On the back, in very small print at the bottom of the container it read:

Mfg. Three Mile Island, New Jersey

 

Thank god I didn't eat this, I gasped. This nuclear mutant yogurt could've irradiated my thyroid and turned me into human soup! Why would they even make this?

 

Just then I notice that behind the letters, almost completely hidden by them, was a hideous picture of yogurt covering a city and in the center was an image not unlike The Scream, but it was  a human face enveloped in crushing yogurt and being sucked into a roiling abyss of dairy destruction.

 

Dear Lord, they knew...this must be some kind of evil plan!

 

“How the fuck did I not see that?” I said out loud, disgusted by my own stupidity.

 

I walked back down to the kitchen and looked out the window. I was staring at my neighbors houses, just catching my breath and thinking of what kind of psycho would make sweet, simple, wholesome yogurt into cesium-fueled, turbo-charged, nuclear slime monsters from hell, when I suddenly heard a scream.

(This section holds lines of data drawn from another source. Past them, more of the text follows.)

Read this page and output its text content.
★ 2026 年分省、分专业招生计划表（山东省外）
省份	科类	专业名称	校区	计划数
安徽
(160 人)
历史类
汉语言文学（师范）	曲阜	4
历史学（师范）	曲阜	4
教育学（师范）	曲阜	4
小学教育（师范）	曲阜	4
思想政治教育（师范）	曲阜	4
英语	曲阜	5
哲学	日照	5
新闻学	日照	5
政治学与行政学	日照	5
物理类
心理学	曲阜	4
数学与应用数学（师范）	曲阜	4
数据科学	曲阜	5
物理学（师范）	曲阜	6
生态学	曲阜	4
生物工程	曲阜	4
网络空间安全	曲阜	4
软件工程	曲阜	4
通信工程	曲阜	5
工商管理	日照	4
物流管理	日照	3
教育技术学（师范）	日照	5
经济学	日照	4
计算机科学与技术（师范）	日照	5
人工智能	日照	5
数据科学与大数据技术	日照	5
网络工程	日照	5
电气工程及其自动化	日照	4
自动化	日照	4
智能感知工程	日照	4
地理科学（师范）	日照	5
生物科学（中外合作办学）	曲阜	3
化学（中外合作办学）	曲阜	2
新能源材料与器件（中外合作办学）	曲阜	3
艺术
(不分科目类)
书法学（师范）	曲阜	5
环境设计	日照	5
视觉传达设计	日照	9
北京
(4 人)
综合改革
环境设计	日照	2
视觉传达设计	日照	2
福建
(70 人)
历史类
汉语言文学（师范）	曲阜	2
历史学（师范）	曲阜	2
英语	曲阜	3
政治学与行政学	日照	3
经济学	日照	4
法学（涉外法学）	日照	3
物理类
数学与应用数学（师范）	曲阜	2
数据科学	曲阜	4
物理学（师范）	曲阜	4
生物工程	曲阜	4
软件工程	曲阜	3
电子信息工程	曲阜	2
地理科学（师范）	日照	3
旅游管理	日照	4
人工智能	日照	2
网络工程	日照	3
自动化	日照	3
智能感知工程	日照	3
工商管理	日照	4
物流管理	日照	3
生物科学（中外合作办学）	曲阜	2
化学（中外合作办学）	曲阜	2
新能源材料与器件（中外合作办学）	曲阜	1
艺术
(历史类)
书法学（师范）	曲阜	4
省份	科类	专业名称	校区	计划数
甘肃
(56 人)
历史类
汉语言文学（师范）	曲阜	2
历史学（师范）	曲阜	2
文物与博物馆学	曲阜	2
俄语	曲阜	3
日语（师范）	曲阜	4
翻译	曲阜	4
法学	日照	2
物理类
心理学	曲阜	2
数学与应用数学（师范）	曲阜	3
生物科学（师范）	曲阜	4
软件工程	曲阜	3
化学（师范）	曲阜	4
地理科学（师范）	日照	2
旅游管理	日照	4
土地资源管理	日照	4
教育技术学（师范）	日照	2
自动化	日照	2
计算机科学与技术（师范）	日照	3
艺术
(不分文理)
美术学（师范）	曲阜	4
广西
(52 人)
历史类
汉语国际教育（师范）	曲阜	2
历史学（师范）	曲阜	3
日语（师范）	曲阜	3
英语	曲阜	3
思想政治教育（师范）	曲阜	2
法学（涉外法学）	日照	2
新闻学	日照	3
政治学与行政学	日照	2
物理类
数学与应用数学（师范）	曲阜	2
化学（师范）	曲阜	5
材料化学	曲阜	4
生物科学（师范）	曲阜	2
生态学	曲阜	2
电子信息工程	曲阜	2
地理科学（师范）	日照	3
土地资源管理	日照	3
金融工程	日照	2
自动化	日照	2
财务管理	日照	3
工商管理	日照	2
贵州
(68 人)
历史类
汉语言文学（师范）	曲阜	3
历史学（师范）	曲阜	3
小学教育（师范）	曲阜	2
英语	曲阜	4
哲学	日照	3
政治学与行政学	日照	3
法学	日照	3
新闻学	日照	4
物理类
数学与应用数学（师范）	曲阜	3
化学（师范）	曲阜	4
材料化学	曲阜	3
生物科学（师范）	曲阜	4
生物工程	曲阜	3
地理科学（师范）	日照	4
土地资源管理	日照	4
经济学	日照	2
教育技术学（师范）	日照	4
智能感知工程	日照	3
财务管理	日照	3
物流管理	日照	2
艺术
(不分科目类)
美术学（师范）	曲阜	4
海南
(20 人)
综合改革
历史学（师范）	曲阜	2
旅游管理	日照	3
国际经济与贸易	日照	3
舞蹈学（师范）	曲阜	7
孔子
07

I saw movement from the corner of my eye.

 

I turned and through my window, saw a giant pink tentacle blast through the outside wall of my neighbors' house, my poor neighbor screaming from the end of it. All at once, there was screaming everywhere, as one by one every house I could see began to overflow with evil pink and white slime.

 

My god, it's happening everywhere...I thought. I have to warn them!

 

I grabbed all the cleaning supplies I could from my house, dumped them in a duffle bag, and sprinted outside. Feeling like a big tough movie hero who says lines to no one in particular, with my eye twitching in hatred, I said,

 

“This whole city's about to become...lactose intolerant.”